Evitamos hablar del oficio del actor o actriz, tan dependiente de nuestra capacidad de investigar, componer y desear habitar aquello que no conocemos todavía. Messiez insiste en la importancia de reservar el lugar de la escena para aquello que aún no entendemos bien. Me parece necesario que esto atraviese a todo el equipo de manera más o menos simétrica, y que no consista en personas intentando entender a otra cuando todas forman parte de un mismo proceso creativo.
Estamos evitando imaginar una fábula en la que somos posibles. ¿Por qué asumimos siempre que todos los personajes que componen la ficción de lo que vemos son cis simplemente porque no se evidencie una transición de género?
Siento que evitamos hablar de lo violento que es ser obligades a exponer nuestra identidad tanto en las convocatorias de casting como en las comunicaciones que se realizan para la promoción de los proyectos que incluyen algún personaje queer. Solamente representando «personajes trans», antes o después se me ha acabado poniendo el apellido de «actor trans».
Nada de esto es nuevo (por suerte o por desgracia las dinámicas de opresión son sistémicas, lo cual las vuelve difíciles de combatir, pero también fáciles de predecir). Ya en el año 1971 Susan Sontag interrumpió públicamente a Norman Mailer para decir que no quería que se refirieran a ella como una «mujer escritora», poniendo de manifiesto la improbabilidad de que James Baldwin fuera presentado como un «escritor negro» o un «escritor hombre». Cincuenta años después, seguimos evitando hablar sobre la evidente resistencia a nombrarnos como profesionales. Otras veces, además de un «actor trans», he llegado a ser «un jovencísimo actor trans». Personalmente, preferiría ahorrarme los sobrenombres y poder ser un actor que no interesa a todo el mundo.

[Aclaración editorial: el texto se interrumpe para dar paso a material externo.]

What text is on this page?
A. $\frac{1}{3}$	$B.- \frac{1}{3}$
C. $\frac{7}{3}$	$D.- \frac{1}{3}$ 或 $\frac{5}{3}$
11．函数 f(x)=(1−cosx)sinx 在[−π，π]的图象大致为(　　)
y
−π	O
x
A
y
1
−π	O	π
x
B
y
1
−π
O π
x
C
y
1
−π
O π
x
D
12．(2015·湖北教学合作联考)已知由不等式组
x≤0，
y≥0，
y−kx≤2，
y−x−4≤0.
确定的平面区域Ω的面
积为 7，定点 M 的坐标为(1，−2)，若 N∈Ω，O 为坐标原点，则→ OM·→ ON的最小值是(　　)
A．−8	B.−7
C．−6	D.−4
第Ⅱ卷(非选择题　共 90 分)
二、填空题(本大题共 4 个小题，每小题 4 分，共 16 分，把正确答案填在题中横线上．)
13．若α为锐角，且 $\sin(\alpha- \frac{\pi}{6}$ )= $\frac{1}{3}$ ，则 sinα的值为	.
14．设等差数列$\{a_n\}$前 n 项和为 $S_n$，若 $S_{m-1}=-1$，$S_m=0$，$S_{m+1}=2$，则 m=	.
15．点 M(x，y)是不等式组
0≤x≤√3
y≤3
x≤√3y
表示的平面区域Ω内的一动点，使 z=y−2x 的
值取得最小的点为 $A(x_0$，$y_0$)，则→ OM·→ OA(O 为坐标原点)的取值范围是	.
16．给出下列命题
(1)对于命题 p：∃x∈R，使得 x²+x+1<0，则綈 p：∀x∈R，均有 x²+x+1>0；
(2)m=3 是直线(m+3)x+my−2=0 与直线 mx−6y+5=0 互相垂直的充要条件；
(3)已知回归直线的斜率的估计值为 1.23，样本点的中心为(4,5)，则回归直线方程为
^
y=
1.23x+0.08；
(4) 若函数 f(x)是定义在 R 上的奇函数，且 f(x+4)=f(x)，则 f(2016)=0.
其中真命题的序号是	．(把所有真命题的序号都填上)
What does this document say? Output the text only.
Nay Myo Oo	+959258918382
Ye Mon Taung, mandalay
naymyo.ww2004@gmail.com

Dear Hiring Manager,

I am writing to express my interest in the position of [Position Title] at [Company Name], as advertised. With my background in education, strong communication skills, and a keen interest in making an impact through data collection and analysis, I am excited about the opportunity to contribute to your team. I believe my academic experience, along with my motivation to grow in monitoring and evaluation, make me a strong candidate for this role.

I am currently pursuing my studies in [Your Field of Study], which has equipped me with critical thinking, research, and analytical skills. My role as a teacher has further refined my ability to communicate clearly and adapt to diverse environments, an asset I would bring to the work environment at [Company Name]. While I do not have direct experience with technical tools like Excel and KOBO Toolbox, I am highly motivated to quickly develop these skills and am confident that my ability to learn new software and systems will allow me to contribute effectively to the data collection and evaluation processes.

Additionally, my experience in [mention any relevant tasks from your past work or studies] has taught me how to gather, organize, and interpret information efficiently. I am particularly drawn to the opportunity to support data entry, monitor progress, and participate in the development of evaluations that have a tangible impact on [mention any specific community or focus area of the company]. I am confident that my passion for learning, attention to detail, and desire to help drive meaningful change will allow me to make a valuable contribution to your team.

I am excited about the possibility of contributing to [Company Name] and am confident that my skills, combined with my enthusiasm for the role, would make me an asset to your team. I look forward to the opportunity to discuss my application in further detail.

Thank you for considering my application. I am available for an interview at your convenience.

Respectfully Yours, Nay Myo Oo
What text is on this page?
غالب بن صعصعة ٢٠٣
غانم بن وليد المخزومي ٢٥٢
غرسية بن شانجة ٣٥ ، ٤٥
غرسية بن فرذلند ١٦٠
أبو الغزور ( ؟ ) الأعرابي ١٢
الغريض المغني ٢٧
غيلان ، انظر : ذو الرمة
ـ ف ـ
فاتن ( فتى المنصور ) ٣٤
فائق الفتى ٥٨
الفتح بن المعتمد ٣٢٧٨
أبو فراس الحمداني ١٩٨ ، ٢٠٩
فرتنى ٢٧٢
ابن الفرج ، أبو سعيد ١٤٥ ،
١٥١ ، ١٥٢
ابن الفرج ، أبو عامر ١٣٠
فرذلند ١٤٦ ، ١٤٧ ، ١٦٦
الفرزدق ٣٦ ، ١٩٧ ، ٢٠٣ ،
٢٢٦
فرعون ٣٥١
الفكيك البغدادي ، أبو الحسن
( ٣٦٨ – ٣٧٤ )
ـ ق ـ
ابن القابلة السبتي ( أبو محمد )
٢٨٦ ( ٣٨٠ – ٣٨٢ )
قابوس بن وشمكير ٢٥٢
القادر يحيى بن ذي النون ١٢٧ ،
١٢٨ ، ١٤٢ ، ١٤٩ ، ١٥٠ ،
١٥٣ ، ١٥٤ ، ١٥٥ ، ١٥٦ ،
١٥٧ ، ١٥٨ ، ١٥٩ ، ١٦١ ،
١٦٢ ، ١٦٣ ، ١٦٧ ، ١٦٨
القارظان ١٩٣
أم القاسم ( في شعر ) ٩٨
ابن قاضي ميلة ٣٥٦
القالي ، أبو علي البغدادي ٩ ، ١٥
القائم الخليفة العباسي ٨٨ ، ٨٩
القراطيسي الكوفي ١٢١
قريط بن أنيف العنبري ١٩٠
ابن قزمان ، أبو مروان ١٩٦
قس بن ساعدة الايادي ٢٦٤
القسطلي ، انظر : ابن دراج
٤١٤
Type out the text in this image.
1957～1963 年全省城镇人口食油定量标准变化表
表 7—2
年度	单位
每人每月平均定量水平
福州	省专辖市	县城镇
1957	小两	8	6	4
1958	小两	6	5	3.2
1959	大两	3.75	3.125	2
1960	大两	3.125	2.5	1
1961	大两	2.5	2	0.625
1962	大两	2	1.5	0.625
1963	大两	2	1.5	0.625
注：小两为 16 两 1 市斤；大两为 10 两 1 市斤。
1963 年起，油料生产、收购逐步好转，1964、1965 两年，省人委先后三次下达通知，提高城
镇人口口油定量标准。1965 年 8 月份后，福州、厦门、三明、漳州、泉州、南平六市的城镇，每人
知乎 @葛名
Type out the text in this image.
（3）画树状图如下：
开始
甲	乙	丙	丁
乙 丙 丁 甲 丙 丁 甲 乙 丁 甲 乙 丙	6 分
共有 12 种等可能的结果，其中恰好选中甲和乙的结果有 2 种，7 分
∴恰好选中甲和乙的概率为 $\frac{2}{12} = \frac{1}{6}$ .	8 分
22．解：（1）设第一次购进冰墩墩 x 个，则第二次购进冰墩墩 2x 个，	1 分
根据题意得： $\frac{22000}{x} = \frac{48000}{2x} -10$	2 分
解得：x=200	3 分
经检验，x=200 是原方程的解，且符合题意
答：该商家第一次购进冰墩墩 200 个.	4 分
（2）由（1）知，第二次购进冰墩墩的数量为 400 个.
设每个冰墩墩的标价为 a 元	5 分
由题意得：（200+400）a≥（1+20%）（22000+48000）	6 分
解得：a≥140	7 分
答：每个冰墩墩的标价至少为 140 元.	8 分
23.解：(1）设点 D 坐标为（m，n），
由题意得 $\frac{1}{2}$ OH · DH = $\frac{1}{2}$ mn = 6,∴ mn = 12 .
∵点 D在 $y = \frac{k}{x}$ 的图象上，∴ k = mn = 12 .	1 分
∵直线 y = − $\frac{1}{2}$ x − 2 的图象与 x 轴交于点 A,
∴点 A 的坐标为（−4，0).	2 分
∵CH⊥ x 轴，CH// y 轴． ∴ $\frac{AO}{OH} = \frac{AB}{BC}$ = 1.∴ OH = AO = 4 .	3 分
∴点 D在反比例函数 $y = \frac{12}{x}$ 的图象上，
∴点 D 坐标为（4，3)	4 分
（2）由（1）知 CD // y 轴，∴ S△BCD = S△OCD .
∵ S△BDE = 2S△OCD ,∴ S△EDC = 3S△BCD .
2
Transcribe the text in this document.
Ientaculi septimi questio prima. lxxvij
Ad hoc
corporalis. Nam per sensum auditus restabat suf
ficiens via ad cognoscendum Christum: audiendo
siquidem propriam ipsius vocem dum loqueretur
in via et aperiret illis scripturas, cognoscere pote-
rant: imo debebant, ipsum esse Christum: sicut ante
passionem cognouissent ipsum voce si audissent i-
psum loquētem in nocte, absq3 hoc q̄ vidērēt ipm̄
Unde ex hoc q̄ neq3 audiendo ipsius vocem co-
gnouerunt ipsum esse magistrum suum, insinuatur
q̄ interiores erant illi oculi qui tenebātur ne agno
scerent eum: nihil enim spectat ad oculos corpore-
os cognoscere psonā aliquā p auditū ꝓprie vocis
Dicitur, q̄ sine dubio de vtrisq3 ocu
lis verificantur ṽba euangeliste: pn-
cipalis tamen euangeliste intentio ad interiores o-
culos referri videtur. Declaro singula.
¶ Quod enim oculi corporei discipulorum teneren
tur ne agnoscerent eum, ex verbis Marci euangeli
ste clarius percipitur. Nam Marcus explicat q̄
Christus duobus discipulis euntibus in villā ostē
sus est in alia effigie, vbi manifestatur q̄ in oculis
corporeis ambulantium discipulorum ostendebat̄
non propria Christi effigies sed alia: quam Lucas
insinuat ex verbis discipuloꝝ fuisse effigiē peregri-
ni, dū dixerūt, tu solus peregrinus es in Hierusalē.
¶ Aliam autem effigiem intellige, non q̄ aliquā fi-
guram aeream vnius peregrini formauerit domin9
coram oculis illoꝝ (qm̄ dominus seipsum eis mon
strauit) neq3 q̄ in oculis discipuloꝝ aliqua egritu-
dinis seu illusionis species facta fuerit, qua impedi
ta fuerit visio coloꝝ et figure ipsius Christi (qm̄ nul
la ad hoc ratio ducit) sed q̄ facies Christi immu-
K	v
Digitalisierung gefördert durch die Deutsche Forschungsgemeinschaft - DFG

Todo esto me lleva a una evitación más, y es la de poder preguntar abiertamente desde dónde se nos está dando un lugar: ¿es desde el interés genuino por nuestra visión y talento o es desde el miedo a recibir críticas externas por la forma en que se decide abordar un tema?
Creo que es importante reflexionar sobre la responsabilidad colectiva de arrojar luz sobre aquello que evitamos, permitiéndonos indagar de qué forma y para qué lo hacemos, sin olvidar preguntarnos a quién beneficia esta fuga y, por el contrario, quién sale (¿otra vez?) más perjudicade.
Quizás debajo de cada evitación haya un miedo compartido que nos una y atraviese a todes: el miedo a identificarnos, reconocernos y dejarnos tocar por aquel que consideramos ser «le otre».
Lo que querría preguntarme es: ¿de qué forma podría la representación contribuir a trascender esta y cualquier otra dualidad?